Он глубоко вдохнул, уцепился за край стола и поднялся, наконец, на ноги. Его пошатывало. С гневом отпихнув от себя проволоку, которой его скрутили, Верман подошел к Семе и, взяв его за плечи, внимательно рассмотрел лицо, словно ища следы побоев. Охранник звонил в полицию.
– Сколько их было?
– Трое. Или пятеро.
– Что взяли?
Верман выразительно кивнул на пустой сейф. Дворкин крякнул.
– Это она, – глухо сказал Моня. – Эта дрянь использовала нас втемную.
– Но зачем?
– Боже мой, Дворкин, все очевидно! Теперь она продаст обе диадемы как настоящие. Я говорил вам, я сразу знал, что она нас кинет! Слава богу, что мы остались живы! Но какая мерзавка… какая мерзавка!
Сема опустился на стул. Он только теперь в полной мере осознал все, что с ними случилось. Над ухом охранник размеренно диктовал в телефон улицу и номер дома, и был так поразительно спокоен, что миролюбивый Дворкин охотно всадил бы ему иглу в пятку, лишь бы увидеть более эмоциональную реакцию. В конце концов, они только что лежали рядышком лицом в пол.
В коридоре послышался легкий перестук каблуков.
– Эй, есть кто-нибудь? Где вы все? Господин Верман, господин Дворкин!
Перед глазами остолбеневших ювелиров появилась Динара Курчатова – спокойная, собранная и деловитая. При виде троих мужчин лицо ее изменилось. Она посмотрела на Моню, нервно растиравшего запястья, на побледневшего Сему, на охранника, продолжавшего бубнить в трубку, и наконец взгляд ее остановился на выпотрошенном сейфе.
– Что здесь произошло? – спросила она с нарастающей тревогой. – Где моя диадема?
Из полиции Дворкин и Верман вернулись только к пяти часам – уставшие, постаревшие и как будто припорошенные канцелярской пылью. Вся жизнерадостность Вермана осыпалась, как блестки со старой новогодней игрушки.
Увидев двух сыщиков, дожидавшихся перед входом в «Афродиту», Моня ускорил шаг.
– Слава богу! Почему так долго?
Внутри он обессиленно свалился на диван и потребовал у Дворкина, чтобы тот заварил ему чай.
– Верман, вас уже ограбили сегодня, – кротко сказал Сема.
– И что же?
– Не добавляйте неприятностей к вашей грустной жизни. Если желаете, чтобы я трудился вашей секретаршей, удвойте мне жалованье.

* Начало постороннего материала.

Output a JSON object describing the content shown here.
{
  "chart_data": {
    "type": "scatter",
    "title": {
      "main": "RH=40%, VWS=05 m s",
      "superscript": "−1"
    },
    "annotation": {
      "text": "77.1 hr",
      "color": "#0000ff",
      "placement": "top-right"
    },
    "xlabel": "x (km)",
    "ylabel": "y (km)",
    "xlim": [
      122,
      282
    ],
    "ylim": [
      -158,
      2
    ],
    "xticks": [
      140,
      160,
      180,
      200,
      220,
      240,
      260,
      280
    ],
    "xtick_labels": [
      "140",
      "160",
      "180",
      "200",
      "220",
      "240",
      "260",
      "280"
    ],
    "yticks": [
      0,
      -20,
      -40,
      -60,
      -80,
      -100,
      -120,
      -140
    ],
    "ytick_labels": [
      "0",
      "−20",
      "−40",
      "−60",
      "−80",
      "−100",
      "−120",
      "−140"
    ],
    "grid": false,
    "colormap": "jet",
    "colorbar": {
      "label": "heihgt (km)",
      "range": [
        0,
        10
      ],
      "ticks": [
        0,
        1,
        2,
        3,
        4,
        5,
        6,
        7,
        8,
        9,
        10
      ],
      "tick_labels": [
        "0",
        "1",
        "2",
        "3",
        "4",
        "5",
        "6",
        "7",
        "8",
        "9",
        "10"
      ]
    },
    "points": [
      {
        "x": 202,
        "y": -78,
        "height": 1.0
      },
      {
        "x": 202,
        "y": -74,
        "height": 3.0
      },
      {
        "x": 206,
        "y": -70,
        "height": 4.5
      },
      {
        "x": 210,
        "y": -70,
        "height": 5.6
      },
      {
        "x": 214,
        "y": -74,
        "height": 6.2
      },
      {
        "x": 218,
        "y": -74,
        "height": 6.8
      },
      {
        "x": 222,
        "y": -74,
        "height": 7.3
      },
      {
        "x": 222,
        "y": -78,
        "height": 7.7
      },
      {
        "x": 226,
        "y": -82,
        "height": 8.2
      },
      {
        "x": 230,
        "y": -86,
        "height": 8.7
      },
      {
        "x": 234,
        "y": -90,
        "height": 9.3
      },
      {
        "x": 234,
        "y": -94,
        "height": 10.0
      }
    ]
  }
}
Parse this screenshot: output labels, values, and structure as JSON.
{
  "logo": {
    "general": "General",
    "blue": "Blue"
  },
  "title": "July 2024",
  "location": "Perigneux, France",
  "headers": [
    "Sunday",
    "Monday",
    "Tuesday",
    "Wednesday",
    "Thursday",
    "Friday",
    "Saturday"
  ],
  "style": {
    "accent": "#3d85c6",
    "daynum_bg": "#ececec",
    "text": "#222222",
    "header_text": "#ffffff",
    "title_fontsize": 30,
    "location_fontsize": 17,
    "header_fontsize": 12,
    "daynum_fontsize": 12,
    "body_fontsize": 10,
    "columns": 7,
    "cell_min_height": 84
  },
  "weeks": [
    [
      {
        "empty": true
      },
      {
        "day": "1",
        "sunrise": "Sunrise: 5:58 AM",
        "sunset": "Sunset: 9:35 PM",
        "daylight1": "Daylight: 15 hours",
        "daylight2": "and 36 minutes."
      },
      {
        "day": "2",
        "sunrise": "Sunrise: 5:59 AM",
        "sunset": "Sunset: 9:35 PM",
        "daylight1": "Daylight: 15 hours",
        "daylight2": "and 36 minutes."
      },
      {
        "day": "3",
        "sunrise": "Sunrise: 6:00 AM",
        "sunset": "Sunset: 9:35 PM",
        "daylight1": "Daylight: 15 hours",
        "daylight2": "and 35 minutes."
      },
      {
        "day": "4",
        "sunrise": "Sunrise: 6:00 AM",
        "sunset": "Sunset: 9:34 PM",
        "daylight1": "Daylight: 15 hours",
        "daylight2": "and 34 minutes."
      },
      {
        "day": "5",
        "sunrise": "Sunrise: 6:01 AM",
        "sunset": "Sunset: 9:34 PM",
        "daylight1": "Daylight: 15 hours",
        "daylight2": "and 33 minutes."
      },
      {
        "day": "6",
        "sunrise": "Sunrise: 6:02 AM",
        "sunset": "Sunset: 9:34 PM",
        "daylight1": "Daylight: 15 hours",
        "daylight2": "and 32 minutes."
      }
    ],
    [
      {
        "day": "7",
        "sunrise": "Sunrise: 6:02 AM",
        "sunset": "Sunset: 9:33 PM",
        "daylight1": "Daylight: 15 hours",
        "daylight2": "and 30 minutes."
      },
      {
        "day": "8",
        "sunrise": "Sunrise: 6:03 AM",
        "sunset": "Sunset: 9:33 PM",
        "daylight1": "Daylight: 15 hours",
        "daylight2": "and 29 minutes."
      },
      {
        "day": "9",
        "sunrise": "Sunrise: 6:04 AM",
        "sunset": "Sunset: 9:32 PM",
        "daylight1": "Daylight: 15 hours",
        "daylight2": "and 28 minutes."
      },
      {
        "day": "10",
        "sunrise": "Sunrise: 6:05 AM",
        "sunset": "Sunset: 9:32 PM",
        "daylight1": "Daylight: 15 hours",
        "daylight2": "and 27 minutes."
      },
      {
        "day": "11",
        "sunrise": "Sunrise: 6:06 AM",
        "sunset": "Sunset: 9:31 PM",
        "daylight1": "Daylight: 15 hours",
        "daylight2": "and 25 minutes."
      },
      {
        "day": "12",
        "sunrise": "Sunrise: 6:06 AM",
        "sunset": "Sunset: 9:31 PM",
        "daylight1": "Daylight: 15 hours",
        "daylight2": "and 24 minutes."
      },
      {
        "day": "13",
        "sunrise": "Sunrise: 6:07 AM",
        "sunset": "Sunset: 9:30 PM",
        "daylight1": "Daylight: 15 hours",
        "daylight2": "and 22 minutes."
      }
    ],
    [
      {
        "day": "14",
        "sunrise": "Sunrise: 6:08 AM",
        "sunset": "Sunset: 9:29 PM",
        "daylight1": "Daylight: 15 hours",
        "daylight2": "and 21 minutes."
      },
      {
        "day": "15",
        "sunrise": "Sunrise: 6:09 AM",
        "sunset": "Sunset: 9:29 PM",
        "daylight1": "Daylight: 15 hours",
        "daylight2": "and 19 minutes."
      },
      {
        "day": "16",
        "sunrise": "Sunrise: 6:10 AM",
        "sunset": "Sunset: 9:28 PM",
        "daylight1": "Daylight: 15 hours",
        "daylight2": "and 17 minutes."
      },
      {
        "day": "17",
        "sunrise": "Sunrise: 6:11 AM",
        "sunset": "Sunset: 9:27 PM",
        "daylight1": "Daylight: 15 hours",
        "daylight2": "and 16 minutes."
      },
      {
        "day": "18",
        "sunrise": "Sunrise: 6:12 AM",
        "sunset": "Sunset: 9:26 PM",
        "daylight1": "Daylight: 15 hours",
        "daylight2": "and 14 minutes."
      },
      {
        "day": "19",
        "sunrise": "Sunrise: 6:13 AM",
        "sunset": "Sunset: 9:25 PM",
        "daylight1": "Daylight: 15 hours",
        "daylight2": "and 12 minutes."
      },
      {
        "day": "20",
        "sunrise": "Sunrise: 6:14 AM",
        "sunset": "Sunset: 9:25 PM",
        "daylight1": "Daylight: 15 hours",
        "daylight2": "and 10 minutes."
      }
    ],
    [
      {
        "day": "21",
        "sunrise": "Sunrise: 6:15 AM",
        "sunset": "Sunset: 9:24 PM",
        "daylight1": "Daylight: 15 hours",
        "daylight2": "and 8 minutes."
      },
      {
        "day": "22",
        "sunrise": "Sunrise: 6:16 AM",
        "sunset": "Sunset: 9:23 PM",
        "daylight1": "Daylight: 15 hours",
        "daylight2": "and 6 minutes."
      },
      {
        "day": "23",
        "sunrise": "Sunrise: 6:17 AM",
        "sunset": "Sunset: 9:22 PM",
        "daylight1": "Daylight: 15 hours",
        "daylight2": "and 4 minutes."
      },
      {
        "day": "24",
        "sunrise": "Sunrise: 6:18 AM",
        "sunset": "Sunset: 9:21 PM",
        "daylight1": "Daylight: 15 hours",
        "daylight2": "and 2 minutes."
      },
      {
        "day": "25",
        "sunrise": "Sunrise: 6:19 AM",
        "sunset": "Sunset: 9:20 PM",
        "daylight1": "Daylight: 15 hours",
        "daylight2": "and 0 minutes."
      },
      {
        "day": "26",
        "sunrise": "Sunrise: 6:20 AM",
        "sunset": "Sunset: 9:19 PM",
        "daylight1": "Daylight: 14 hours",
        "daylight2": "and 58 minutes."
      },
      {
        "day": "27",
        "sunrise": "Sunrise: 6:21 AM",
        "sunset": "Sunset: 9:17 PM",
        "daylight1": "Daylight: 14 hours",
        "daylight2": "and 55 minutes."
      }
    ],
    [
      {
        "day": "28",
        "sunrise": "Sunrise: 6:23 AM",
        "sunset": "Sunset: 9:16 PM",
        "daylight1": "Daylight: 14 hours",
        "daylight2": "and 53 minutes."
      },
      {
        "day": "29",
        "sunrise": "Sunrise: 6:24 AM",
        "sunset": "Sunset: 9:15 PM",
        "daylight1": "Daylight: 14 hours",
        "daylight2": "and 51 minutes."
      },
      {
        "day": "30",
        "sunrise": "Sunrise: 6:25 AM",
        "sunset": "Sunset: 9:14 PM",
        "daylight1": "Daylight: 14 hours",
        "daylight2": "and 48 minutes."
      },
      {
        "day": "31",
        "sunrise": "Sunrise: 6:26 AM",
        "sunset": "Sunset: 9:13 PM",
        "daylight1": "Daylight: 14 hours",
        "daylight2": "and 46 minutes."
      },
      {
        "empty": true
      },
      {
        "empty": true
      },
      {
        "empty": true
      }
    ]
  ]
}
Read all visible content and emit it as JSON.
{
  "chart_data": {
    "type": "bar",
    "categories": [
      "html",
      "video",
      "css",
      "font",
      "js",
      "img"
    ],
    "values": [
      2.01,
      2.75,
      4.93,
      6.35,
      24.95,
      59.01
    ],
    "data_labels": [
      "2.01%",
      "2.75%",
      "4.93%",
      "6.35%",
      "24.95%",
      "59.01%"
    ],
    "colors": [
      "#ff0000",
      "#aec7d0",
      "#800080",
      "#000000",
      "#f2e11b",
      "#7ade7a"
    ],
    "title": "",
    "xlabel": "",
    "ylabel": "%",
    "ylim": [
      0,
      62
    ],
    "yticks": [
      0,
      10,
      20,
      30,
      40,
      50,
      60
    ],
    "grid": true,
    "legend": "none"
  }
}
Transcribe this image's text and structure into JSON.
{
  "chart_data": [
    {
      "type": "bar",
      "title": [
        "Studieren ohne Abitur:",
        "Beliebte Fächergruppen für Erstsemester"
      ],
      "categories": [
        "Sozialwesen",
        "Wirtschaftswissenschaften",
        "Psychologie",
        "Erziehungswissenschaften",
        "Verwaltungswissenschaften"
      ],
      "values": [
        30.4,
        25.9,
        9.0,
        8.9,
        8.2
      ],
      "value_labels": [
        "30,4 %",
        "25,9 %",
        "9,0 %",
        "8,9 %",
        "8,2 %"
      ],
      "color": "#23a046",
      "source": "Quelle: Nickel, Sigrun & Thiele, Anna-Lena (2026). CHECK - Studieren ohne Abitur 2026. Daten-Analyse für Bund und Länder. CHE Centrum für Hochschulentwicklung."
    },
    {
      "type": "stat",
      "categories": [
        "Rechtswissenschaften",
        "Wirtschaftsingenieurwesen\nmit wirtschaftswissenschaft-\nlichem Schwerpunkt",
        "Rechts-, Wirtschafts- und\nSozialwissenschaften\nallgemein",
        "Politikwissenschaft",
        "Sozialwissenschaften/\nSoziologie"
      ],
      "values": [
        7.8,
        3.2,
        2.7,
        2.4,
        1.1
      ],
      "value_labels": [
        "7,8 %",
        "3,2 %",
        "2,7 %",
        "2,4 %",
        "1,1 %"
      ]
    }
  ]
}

Вопреки обыкновению, Верман не стал задираться. Молча проковылял на кухню и загремел там посудой.
– Сема, расскажите, что произошло, – попросил Макар. – По телефону вы как-то очень кратко…
– Нас ограбили, Макар.
Дворкин спокойно и внятно изложил, что случилось утром. Илюшин молча побарабанил пальцами по столу, словно раздумывая, стоит ли браться за дело. Сергей удивленно посмотрел на него. Не их профиль, не их компетенция…
– Полиция всех найдет, – сказал он. – Мы-то чем можем помочь? Это их работа.
– Полиция никого не найдет. – Моня прошаркал по комнате и поставил на стол чайник с отколотым носиком. – Или вы думаете, я попросил занести в протокол, что в сейфе лежала диадема Турне вместе с неотличимой от нее копией? Мы с Дворкиным дураки, но не настолько.
– Говорите за себя, – попросил Сема. – Я дурак. Исключительный дурак, если согласился участвовать в этой затее и не отговорил вас.
– У нее Гройс, – напомнил Макар. – Что вы могли поделать…
Верман преобразился. Он стукнул чашкой по столу и оглушительно рявкнул:
– Нет у этой стервы никакого Гройса! Нет и не было!
– Как не было? – в один голос спросили Илюшин и Сергей.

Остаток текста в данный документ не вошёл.